À l’instar des plus grands maîtres du polar, il existe chez Franck Thilliez, en dehors des enquêtes menées par ses héros récurrents, des livres à part, des one shot mettant en scène des personnages nouveaux dans des contrées différentes, sans aucun lien avec la trame principale de son œuvre. Loin d’être des romans mineurs, ces ouvrages sont d’épatants pas de côté et des preuves irréfutables que la plume agile et diabolique du romancier s’épanouit partout.

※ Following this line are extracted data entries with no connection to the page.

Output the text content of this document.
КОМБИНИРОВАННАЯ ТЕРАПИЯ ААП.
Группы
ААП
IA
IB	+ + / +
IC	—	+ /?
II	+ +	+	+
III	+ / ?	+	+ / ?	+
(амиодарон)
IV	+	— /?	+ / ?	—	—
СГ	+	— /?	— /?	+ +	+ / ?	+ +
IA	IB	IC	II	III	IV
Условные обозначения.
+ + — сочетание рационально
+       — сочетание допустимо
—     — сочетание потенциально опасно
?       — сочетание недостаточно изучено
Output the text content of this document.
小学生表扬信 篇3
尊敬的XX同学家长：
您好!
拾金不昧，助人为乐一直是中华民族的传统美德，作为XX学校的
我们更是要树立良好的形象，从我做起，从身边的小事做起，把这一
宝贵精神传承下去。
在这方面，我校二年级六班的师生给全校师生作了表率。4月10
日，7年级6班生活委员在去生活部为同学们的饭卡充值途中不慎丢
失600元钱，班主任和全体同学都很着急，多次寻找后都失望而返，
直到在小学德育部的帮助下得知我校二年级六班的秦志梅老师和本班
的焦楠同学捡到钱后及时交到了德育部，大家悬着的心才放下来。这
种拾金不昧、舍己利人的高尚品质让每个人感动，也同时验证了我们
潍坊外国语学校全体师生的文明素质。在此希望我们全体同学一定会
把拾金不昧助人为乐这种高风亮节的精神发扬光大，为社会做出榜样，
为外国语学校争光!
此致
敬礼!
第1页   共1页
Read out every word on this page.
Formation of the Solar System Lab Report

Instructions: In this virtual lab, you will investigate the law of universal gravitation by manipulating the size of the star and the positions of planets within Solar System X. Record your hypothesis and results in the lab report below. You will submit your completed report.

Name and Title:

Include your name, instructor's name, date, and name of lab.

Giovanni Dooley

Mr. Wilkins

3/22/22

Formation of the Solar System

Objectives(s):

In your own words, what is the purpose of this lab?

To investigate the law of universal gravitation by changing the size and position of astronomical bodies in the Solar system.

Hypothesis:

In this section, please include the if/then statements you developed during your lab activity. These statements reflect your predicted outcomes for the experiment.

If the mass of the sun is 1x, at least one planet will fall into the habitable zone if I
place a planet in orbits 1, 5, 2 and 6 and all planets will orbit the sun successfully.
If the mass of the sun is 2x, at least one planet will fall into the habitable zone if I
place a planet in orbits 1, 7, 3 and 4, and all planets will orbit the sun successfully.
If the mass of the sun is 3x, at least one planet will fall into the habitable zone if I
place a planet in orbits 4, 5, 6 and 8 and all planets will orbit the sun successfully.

Dans la lignée de deux très bons crus récents, Le Manuscrit inachevé (2019) et Il était deux fois (2020), Franck Thilliez sort donc à nouveau des sentiers battus pour imaginer une enquête complexe et haletante qui, jusqu’à l’ultime phrase, joue avec les nerfs du lecteur.

À peine mutée dans une région isolée, Camille Nijinski se voit confier dans Labyrinthes une bien étrange affaire. Un horrible crime a été commis, un corps sans vie gît dans un chalet, le visage réduit en bouillie par un tisonnier. Une femme a été retrouvée sur les lieux du crime, bouleversée, apeurée, dans un état second. Elle est logiquement considérée comme la principale suspecte, mais elle pourrait tout aussi bien être un précieux témoin. Sous l’effet du choc, elle a tout oublié, jusqu’au moindre détail de sa vie passée. Heureusement, avant cette soudaine amnésie totale, elle a eu le temps de se confier au docteur Fibonacci, le psychiatre qui l’a recueillie à l’hôpital. Pas des aveux, pas un témoignage, mais une histoire extraordinaire mettant en scène cinq femmes : « la journaliste », « la psychiatre », « la kidnappée », « la romancière » et une mystérieuse cinquième : toutes actrices principales d’un sordide petit théâtre de la cruauté duquel devra émerger la vérité.

Franck Thilliez s’empare à sa manière d’un poncif du polar, l’amnésie, et nous invite à une effroyable partie d’échecs. Avec une impressionnante construction narrative qui jongle entre les points de vue, les temporalités et les réalités, il perd le lecteur dans son dédale littéraire et façonne un troublant jeu de miroir entre la figure de l’enquêteur et celle du romancier.

Dans la chambre noire de l’écrivain

En plus de la traditionnelle doublette nouveau roman-parution poche, Franck Thilliez s’offre cette année un savoureux supplément pour parachever ce sacre du printemps. Après Michel Bussi, Jean-Philippe Toussaint et Susie Morgenstern, il se prête au jeu des confessions littéraires pour le compte des Éditions Le Robert. Inaugurée cette année, la collection « Secrets d’écriture » est une plongée vertigineuse au cœur de la fabrique des écrivains. Auteurs français et étrangers, venus de tous les horizons, dévoilent dans des ouvrages aussi passionnants que touchants ce que cache une vie à l’ouvrage des mots. Avec Le Plaisir de la peur, Franck Thilliez parvient à captiver le lecteur comme s’il était pris au piège de l’une de ses enquêtes infernales. Du surgissement de sa vocation d’écrivain au fonctionnement labyrinthique de son imaginaire, de la construction des univers et des personnages à la conception méticuleuse des crimes et des enquêtes, le touche-à-tout du polar nous ouvre sans réserve les portes de sa chambre noire.